Nous avons souvent tendance à reconnaître le mythe comme la vérité des autres, celle à laquelle on ne croit pas soi-même. Par définition, le mythe est une histoire d’une certaine importance, qui touche à autre chose que la simple vie quotidienne. Une histoire qui dit le vrai sur le monde, ajoute du sens et fédère un groupe. D’où l’importance du mythe dans l’entreprise qui est bien plus qu’un espace de production. C’est est une machine à fabriquer des récits structurants qui donnent à voir, à croire, et à consommer une certaine vision du monde. Ainsi le mythe du leader-héro qui correspond au besoin de croire en la figure quasi-messianique du PDG, celui qui sauvera le navire en pleine tempête. Ou bien le mythe selon lequel le succès d’une organisation repose sur la mise en place d’une stratégie claire et cohérente, alors que les stratégies sont souvent improvisées, ajustées en cours de route, et bien moins décisives qu’on ne le croit. Ces récits ne sont pas accessoires. À travers des termes comme "vision", "mission" et "valeurs", l’entreprise impose une interprétation du monde, une lecture symbolique qui légitime son existence. Ces récits promettent du sens dans un monde qui en manque, mais ils le font de manière construite et performative.
Le mythe ne vise pas à décrire la réalité : il la construit. Lorsque l’entreprise proclame qu’elle « change le monde » ou qu’elle « place l’humain au cœur de ses actions », elle ne fait pas état d’un fait : elle fabrique un imaginaire. Ainsi le mythe de la rationalité qui postule que les entreprises fonctionnent sur la base d’analyses objectives, de décisions optimales et de choix rationnels. Or les décisions organisationnelles sont souvent bien moins rationnelles qu’elles n’y paraissent. Elles sont influencées par des routines, des biais cognitifs, et des pressions politiques ou culturelles. Ce mythe de la rationalité sert néanmoins à légitimer les actions prises, donnant une apparence de contrôle et d’ordre. Le mythe recouvre une promesse qui masque la nature contingente de l’organisation en la présentant comme nécessaire et inévitable. Il ne s’agit pas de produire le vrai, mais de produire de la croyance, c’est-à-dire une illusion de vérité. Une croyance qui n’a pas besoin d’être vraie pour fonctionner, mais seulement de susciter l’adhésion.

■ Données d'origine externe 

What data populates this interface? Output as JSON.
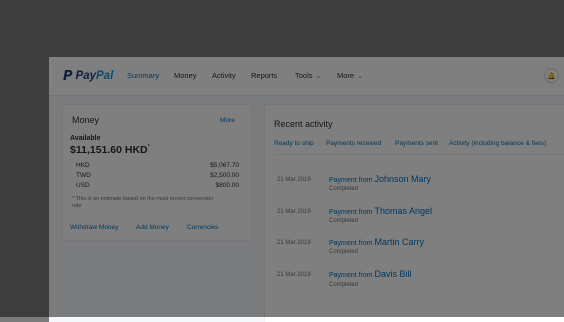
{
  "brand": {
    "logo_glyph": "P",
    "name_part1": "Pay",
    "name_part2": "Pal"
  },
  "nav": {
    "items": [
      {
        "label": "Summary",
        "active": true
      },
      {
        "label": "Money"
      },
      {
        "label": "Activity"
      },
      {
        "label": "Reports"
      },
      {
        "label": "Tools"
      },
      {
        "label": "More"
      }
    ],
    "chevron": "⌄",
    "bell_glyph": "🔔"
  },
  "money": {
    "title": "Money",
    "more_link": "More",
    "available_label": "Available",
    "available_amount": "$11,151.60 HKD",
    "asterisk": "*",
    "balances": [
      {
        "code": "HKD",
        "amount": "$5,067.70"
      },
      {
        "code": "TWD",
        "amount": "$2,500.00"
      },
      {
        "code": "USD",
        "amount": "$800.00"
      }
    ],
    "note": "* This is an estimate based on the most recent conversion rate",
    "actions": {
      "withdraw": "Withdraw Money",
      "add": "Add Money",
      "currencies": "Currencies"
    }
  },
  "recent": {
    "title": "Recent activity",
    "tabs": [
      "Ready to ship",
      "Payments received",
      "Payments sent",
      "Activity (including balance & fees)"
    ],
    "rows": [
      {
        "date": "21 Mar 2019",
        "prefix": "Payment from",
        "name": "Johnson Mary",
        "status": "Completed"
      },
      {
        "date": "21 Mar 2019",
        "prefix": "Payment from",
        "name": "Thomas Angel",
        "status": "Completed"
      },
      {
        "date": "21 Mar 2019",
        "prefix": "Payment from",
        "name": "Martin Carry",
        "status": "Completed"
      },
      {
        "date": "21 Mar 2019",
        "prefix": "Payment from",
        "name": "Davis Bill",
        "status": "Completed"
      }
    ]
  },
  "colors": {
    "brand_dark": "#253b80",
    "brand_light": "#179bd7",
    "link": "#0070ba",
    "overlay": "rgba(0,0,0,0.5)"
  }
}
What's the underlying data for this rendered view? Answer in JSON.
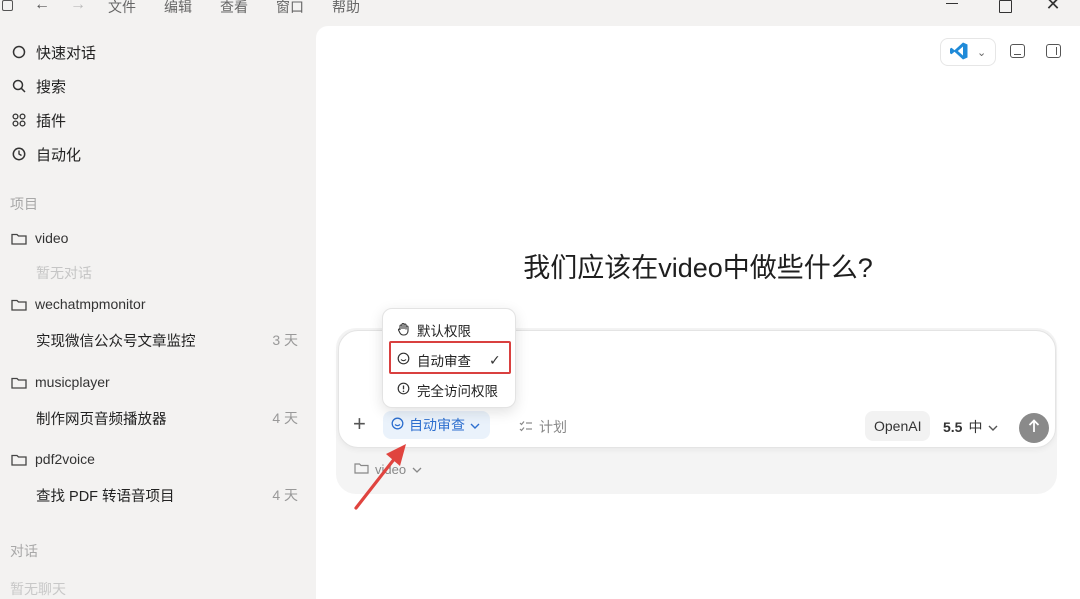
{
  "menubar": {
    "items": [
      "文件",
      "编辑",
      "查看",
      "窗口",
      "帮助"
    ]
  },
  "sidebar": {
    "nav": [
      {
        "label": "快速对话",
        "icon": "circle-icon"
      },
      {
        "label": "搜索",
        "icon": "search-icon"
      },
      {
        "label": "插件",
        "icon": "grid-icon"
      },
      {
        "label": "自动化",
        "icon": "clock-icon"
      }
    ],
    "projects_label": "项目",
    "projects": [
      {
        "name": "video",
        "empty_text": "暂无对话"
      },
      {
        "name": "wechatmpmonitor",
        "conversation": "实现微信公众号文章监控",
        "age": "3 天"
      },
      {
        "name": "musicplayer",
        "conversation": "制作网页音频播放器",
        "age": "4 天"
      },
      {
        "name": "pdf2voice",
        "conversation": "查找 PDF 转语音项目",
        "age": "4 天"
      }
    ],
    "chats_label": "对话",
    "chats_empty": "暂无聊天"
  },
  "main": {
    "headline": "我们应该在video中做些什么?",
    "composer": {
      "permission_label": "自动审查",
      "plan_label": "计划",
      "model_label": "OpenAI",
      "model_version": "5.5",
      "effort_label": "中",
      "folder_label": "video"
    },
    "permission_menu": {
      "items": [
        {
          "label": "默认权限",
          "icon": "hand-icon"
        },
        {
          "label": "自动审查",
          "icon": "smile-shield-icon",
          "selected": true
        },
        {
          "label": "完全访问权限",
          "icon": "alert-icon"
        }
      ]
    }
  },
  "colors": {
    "accent": "#2d6fcf",
    "highlight": "#d9403f",
    "sidebar_bg": "#f3f2f1"
  }
}
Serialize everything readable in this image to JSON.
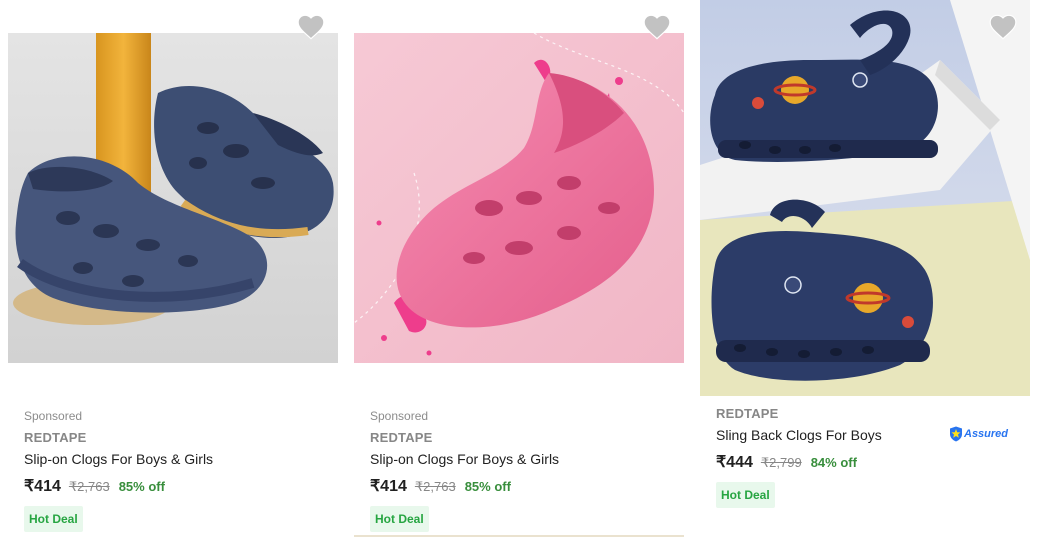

Pourquoi ces récits sont-ils nécessaires ? Parce que l’entreprise, pour fonctionner, ne peut se limiter à la gestion de flux matériels ou financiers. Elle doit fédérer, inspirer, et justifier. Cela permet à l’entreprise d’offrir des réponses à des questions fondamentales : « Pourquoi sommes-nous ici ? », « Quel rôle jouons-nous dans le monde ». Autant de simples à poser, mais auxquelles il est difficile de répondre. Adhérer à de telles histoires permet de donner du sens au réel. Sachant que les humains préfèrent adopter n’importe quel sens plutôt que pas de sens du tout.
Mais les réponses que donne le mythe sont des artefacts symboliques destinés à masquer les contradictions du système. Le mythe permet de construire un récit d’entreprise qui est aussi un instrument de pouvoir. Certes il rassemble, mais il impose. Il propose un cadre narratif qui, pour les salariés, devient une injonction. Le mythe est bien plus qu’un outil de communication. Il transforme cette histoire en une structure de pouvoir, un cadre narratif qui conditionne la manière dont les individus perçoivent leur rôle, leur travail, et leur existence. Ce récit, même artificiel permet de tenir debout. Car ce n’est pas le mythe qui compte, mais l’adhésion qu’il suscite, et le pouvoir qu’il exerce sur ceux qui choisissent d’y croire."